Campbell picked up a vast range of styles from many influences. She spent time cooking for a team of archaeologists in the Dordogne River Valley of France, picking up grandma-style French cuisine. She fell in love with fusion food in southern California, right on the border of Mexico. She even got a taste of traditional Italian while visiting the “the boot.”
A semi-pro forager and master butcher, Campbell earned a Master Meat Crafter certification from the University of Wisconsin. She’s lived in the Midwest, South Carolina, and Vermont, mastering local ingredients and flavors along the way.
“She’s really cool,” Cruz says. The two have been friends for years, and worked together in several establishments. Cruz also brings varied experiences to the table. She is a graduate of Hyde Park’s Culinary Institute of America and has held several pastry chef positions in the Hudson Valley in addition to being a restaurant manager.
“I just missed being in a bake shop,” Cruz admits. When the two decided to take on Grainne as a concept, they ran wild with ideas. Fervently dedicated to crafting delicious food, Cruz and Campbell scoured through old notebooks and memos to bring their best to the community of Kingston.
Cruz’s creations would certainly elicit a handshake from Paul Hollywood — or anyone with a hankering for baked delights. At Grainne, simple additions and substitutions make for incredible eats. Walnut cardamom chocolate chip scones, peppery Kardemummabullar (Swedish-style cinnamon rolls), and earl gray-lavender macarons round out some of Cruz’s divine dishes.
“Chris says something, and I say something, and we write things down and make them happen,” Cruz notes of their collaborative creative process.
Visitors should be equally excited for Campbell’s projects. With her training, the full flavors of the Hudson Valley have a chance to reach their potential. Menu highlights include roasted duck pho, pickle-brined fried chicken, and outstanding hot pretzels.
Keeping things organized, Grainne has several menus from which to order: breakfast, brunch, day, something simple, and dinner to go. (If you’re grabbing brunch, do not miss out on the smoked trout spread.) Another host of to-go options can be found at the Market at Grainne.

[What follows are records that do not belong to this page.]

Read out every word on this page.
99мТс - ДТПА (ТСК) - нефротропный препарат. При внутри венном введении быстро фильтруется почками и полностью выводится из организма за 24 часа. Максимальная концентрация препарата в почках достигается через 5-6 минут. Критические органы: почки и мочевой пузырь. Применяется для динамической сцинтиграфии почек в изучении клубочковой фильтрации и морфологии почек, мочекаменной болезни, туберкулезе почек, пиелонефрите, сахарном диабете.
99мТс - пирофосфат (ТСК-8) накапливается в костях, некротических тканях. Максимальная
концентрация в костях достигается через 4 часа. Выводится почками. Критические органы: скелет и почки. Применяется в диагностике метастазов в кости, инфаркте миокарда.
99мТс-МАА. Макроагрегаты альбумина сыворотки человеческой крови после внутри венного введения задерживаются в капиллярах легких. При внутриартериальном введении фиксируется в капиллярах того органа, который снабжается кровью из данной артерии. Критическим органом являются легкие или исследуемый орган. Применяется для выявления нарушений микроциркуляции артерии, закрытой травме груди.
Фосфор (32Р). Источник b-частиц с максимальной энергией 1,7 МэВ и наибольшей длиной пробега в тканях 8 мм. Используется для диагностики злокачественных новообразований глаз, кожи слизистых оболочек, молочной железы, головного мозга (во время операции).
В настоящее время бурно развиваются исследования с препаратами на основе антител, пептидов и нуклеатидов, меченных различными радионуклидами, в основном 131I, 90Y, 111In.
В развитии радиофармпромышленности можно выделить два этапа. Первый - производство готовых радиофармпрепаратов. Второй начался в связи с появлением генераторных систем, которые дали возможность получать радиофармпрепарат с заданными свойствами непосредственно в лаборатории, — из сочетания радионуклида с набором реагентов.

Soups, breads, assorted cheeses, and more join a slew of baked goods inside the Market.
“It’s…part grocery, part local market, part bakery, and whatever else we can stick in there that people will want,” Cruz says.

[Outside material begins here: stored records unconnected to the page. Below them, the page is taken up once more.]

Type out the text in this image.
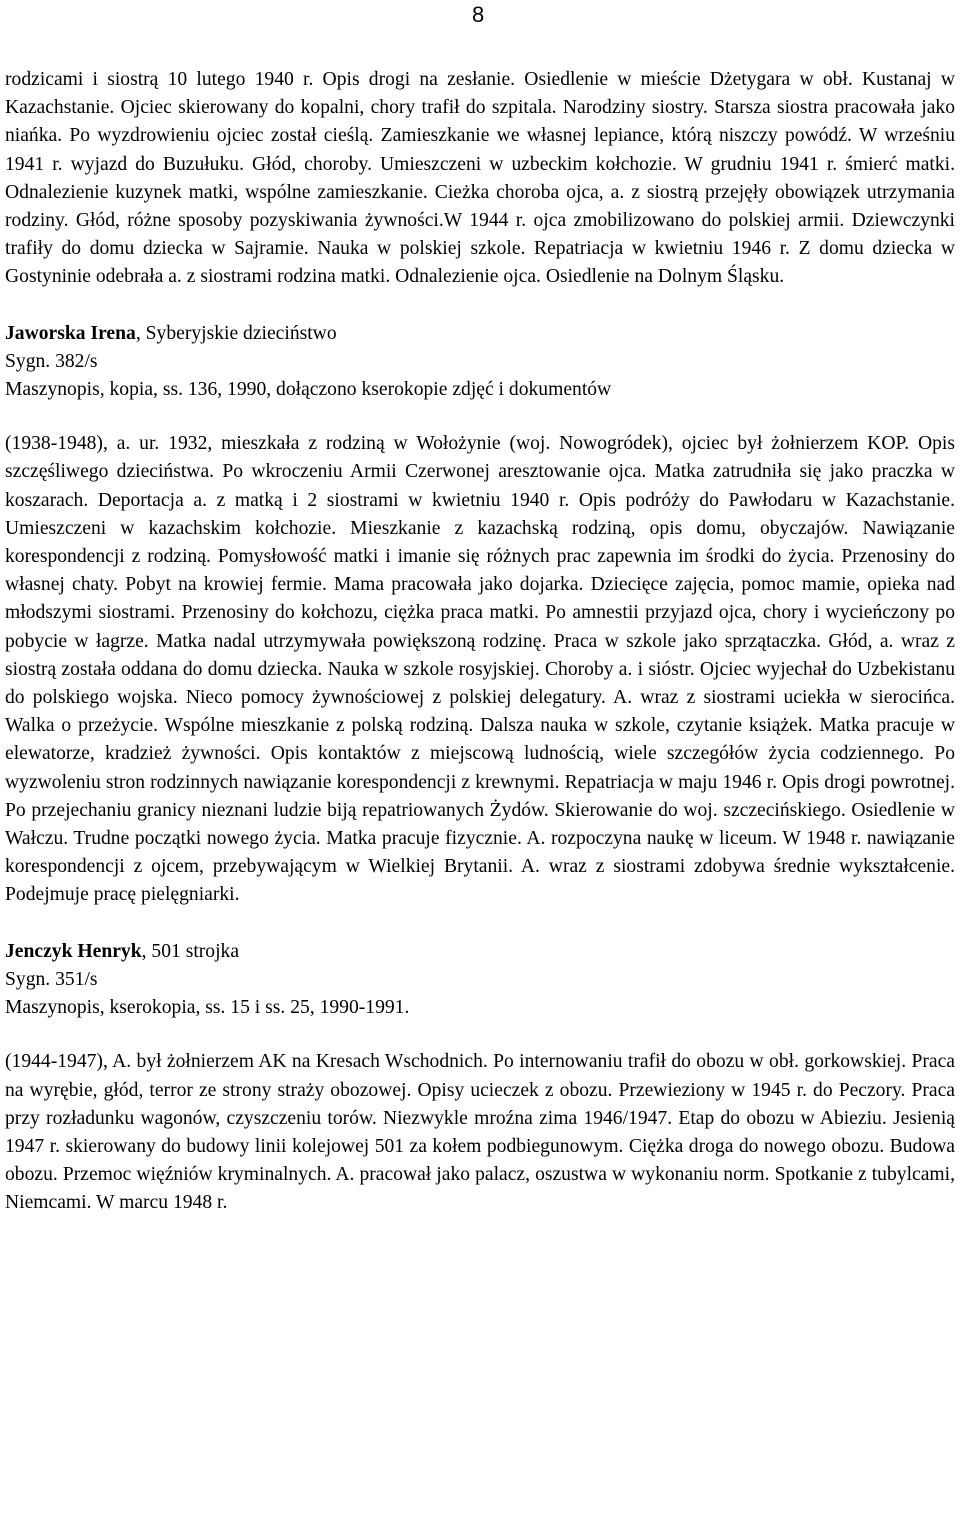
8

rodzicami i siostrą 10 lutego 1940 r. Opis drogi na zesłanie. Osiedlenie w mieście Dżetygara w obł. Kustanaj w Kazachstanie. Ojciec skierowany do kopalni, chory trafił do szpitala. Narodziny siostry. Starsza siostra pracowała jako niańka. Po wyzdrowieniu ojciec został cieślą. Zamieszkanie we własnej lepiance, którą niszczy powódź. W wrześniu 1941 r. wyjazd do Buzułuku. Głód, choroby. Umieszczeni w uzbeckim kołchozie. W grudniu 1941 r. śmierć matki. Odnalezienie kuzynek matki, wspólne zamieszkanie. Cieżka choroba ojca, a. z siostrą przejęły obowiązek utrzymania rodziny. Głód, różne sposoby pozyskiwania żywności.W 1944 r. ojca zmobilizowano do polskiej armii. Dziewczynki trafiły do domu dziecka w Sajramie. Nauka w polskiej szkole. Repatriacja w kwietniu 1946 r. Z domu dziecka w Gostyninie odebrała a. z siostrami rodzina matki. Odnalezienie ojca. Osiedlenie na Dolnym Śląsku.

Jaworska Irena, Syberyjskie dzieciństwo

Sygn. 382/s

Maszynopis, kopia, ss. 136, 1990, dołączono kserokopie zdjęć i dokumentów

(1938-1948), a. ur. 1932, mieszkała z rodziną w Wołożynie (woj. Nowogródek), ojciec był żołnierzem KOP. Opis szczęśliwego dzieciństwa. Po wkroczeniu Armii Czerwonej aresztowanie ojca. Matka zatrudniła się jako praczka w koszarach. Deportacja a. z matką i 2 siostrami w kwietniu 1940 r. Opis podróży do Pawłodaru w Kazachstanie. Umieszczeni w kazachskim kołchozie. Mieszkanie z kazachską rodziną, opis domu, obyczajów. Nawiązanie korespondencji z rodziną. Pomysłowość matki i imanie się różnych prac zapewnia im środki do życia. Przenosiny do własnej chaty. Pobyt na krowiej fermie. Mama pracowała jako dojarka. Dziecięce zajęcia, pomoc mamie, opieka nad młodszymi siostrami. Przenosiny do kołchozu, ciężka praca matki. Po amnestii przyjazd ojca, chory i wycieńczony po pobycie w łagrze. Matka nadal utrzymywała powiększoną rodzinę. Praca w szkole jako sprzątaczka. Głód, a. wraz z siostrą została oddana do domu dziecka. Nauka w szkole rosyjskiej. Choroby a. i sióstr. Ojciec wyjechał do Uzbekistanu do polskiego wojska. Nieco pomocy żywnościowej z polskiej delegatury. A. wraz z siostrami uciekła w sierocińca. Walka o przeżycie. Wspólne mieszkanie z polską rodziną. Dalsza nauka w szkole, czytanie książek. Matka pracuje w elewatorze, kradzież żywności. Opis kontaktów z miejscową ludnością, wiele szczegółów życia codziennego. Po wyzwoleniu stron rodzinnych nawiązanie korespondencji z krewnymi. Repatriacja w maju 1946 r. Opis drogi powrotnej. Po przejechaniu granicy nieznani ludzie biją repatriowanych Żydów. Skierowanie do woj. szczecińskiego. Osiedlenie w Wałczu. Trudne początki nowego życia. Matka pracuje fizycznie. A. rozpoczyna naukę w liceum. W 1948 r. nawiązanie korespondencji z ojcem, przebywającym w Wielkiej Brytanii. A. wraz z siostrami zdobywa średnie wykształcenie. Podejmuje pracę pielęgniarki.

Jenczyk Henryk, 501 strojka

Sygn. 351/s

Maszynopis, kserokopia, ss. 15 i ss. 25, 1990-1991.

(1944-1947), A. był żołnierzem AK na Kresach Wschodnich. Po internowaniu trafił do obozu w obł. gorkowskiej. Praca na wyrębie, głód, terror ze strony straży obozowej. Opisy ucieczek z obozu. Przewieziony w 1945 r. do Peczory. Praca przy rozładunku wagonów, czyszczeniu torów. Niezwykle mroźna zima 1946/1947. Etap do obozu w Abieziu. Jesienią 1947 r. skierowany do budowy linii kolejowej 501 za kołem podbiegunowym. Ciężka droga do nowego obozu. Budowa obozu. Przemoc więźniów kryminalnych. A. pracował jako palacz, oszustwa w wykonaniu norm. Spotkanie z tubylcami, Niemcami. W marcu 1948 r.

The Market operates next-door, where Duo Bistro once ran a small food market. It’s taken diligence in addition to creativity and expertise to make Grainne a reality.
“Not to overly emphasize the pirate theme, but we’re running a pretty tight ship right now,” Campbell jokes. Opening a new business during a pandemic brings many challenges, but the food speaks for itself, as does the overwhelming support of everyone who’s walked through their doors.
“Someone came in the other day and said that our burger was the best burger they’d had in 10 years,” Campbell says. “We’re so grateful for the support, and really hoping this takes off.”
Their gratitude extends to the Kingston community far past kind sentiments. The duo regularly drop off meals to the community kitchen in Kingston. Most of their products and ingredients are sourced hyper-locally in the Hudson Valley. They also have a pay-it-forward program, where diners can pay for someone’s meal.
“If someone comes in and needs something, even if it’s not on the board, I’m going to feed them. We’d never let someone go hungry,” Cruz notes. “We want to give back, we want to help take care of the community that’s been so welcoming to us.”